CF causes an abnormality in the CFTR protein, located in the lung membrane. It prevents cells from releasing bicarbonate and chloride ions into the liquid beneath the highest mucus layer, which then becomes thick and sticky – fertile ground for bacteria. Cystic fibrosis is not cured, although in some cases the drugs partially restore the functioning of the CFTR.

Chemist Martin Burke of the University of Illinois at Urbana – Champaign in the United States and a team of biochemists, geneticists and physicians used amphotericin B, a macrocyclic polyene-polyalcohol, as a prosthesis ion channel to replace the broken CFTR. Tests on human cell cultures and porcine models of cystic fibrosis have shown promising results: amphotericin was able to release the bicarbonate and chloride ions trapped in CF lung cells. In cell cultures, the effect lasted seven days, while animal experiments lasted only two hours.

Amphotericin has affinity for cell membranes and can pierce ion permeable holes. Scientists have long thought that this made it toxic in large doses. "In fact, that's what's written in my textbook since I was in medical school," says Burke. But it turns out that it is not true. Amphotericin kills cells by extracting sterols from their membranes. Burke's team simply pre-complexed amphotericin with sterols to prevent this.

Imperfect imitation

"Overall, it's impressive, but very surprising that it worked," said Michael Gray, researcher in cell physiology, University of Newcastle, UK. "Nobody has chosen to test a non-selective pore … others have considered using anionophores or small peptides, but nothing really substantial has come out of this work."

In terms of gross functionality, amphotericin is much simpler than CFTR. While the latter is a selective secretor of bicarbonates and chlorides, the antifungal is a non-selective channel for all monovalent ions. But that may be all that is needed to recover CF lung function.

"We've been waiting a long time for a perfect replacement of a missing protein to restore health," Burke said. "I think the most important finding of our study is that the imperfect imitation of a missing protein with a small molecule can in many cases be sufficient to restore physiology."

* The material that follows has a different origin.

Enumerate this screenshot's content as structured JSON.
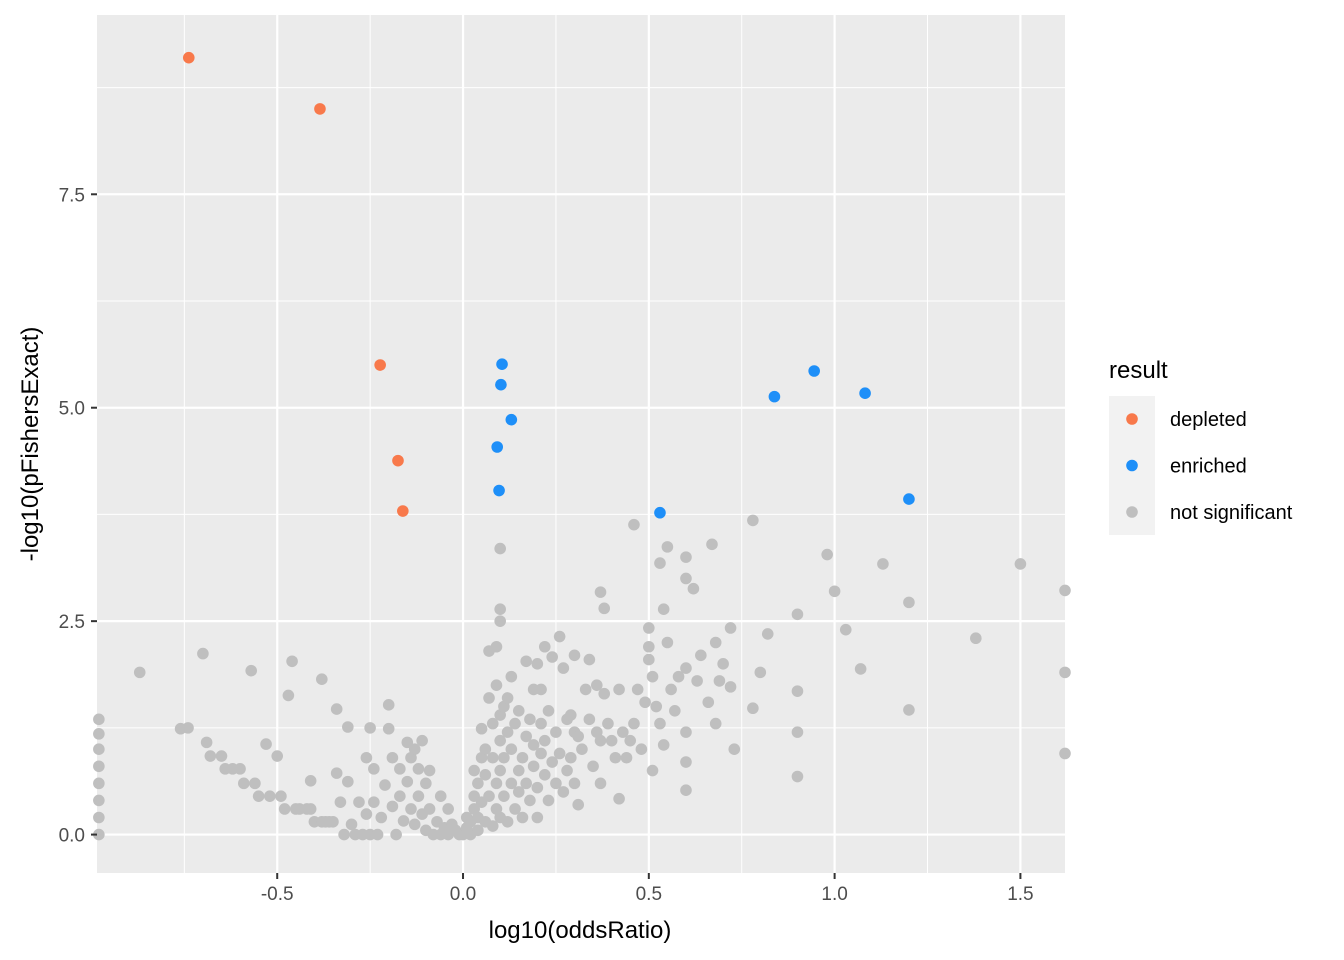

Burke's hypothesis is that the electrochemical gradient created by the other pumps and cell channels is enough to push the good ions through the amphotericin hole. "Other proteins can correct imperfections by pumping other ions in the other direction," he says. When the other pumps are blocked, the amphotericin becomes ineffective.

Difficult delivery

"This would be an approach for hard-to-correct CFTR mutations that would not produce functional protein in the cell membrane," said Beate Illek, director of the cystic fibrosis research laboratory at the Oakland Hospital Research Institute, in the USA. There are 2,000 different defective versions of the gene encoding CFTR. Thus, about 15% of patients do not benefit from drugs that promote CFTR protein activity, says Gray.

"However, delivering drugs into the inflamed and infected airways is problematic, and the drug has to get into the sticky mucus layer," says Illek. In their tests, Burke's team added amphotericin directly into the lungs of pigs through a tracheal window. Finally, they hope to administer it via an inhaler. "Nebulized amphotericin has already been given to people with cystic fibrosis to treat a fungal disease. In these cases, although there has been some improvement in lung function, nothing dramatic has been observed, "says Gray.²

Burke now wants to conduct clinical trials. Amphotericin is already approved as a drug against fungal infections, so he hopes to find "a very fast and safe way" to test its effectiveness.

"But as excited about the study as we are, it's really important to point out that it remains to be seen if this can be helpful for people with cystic fibrosis," Burke said.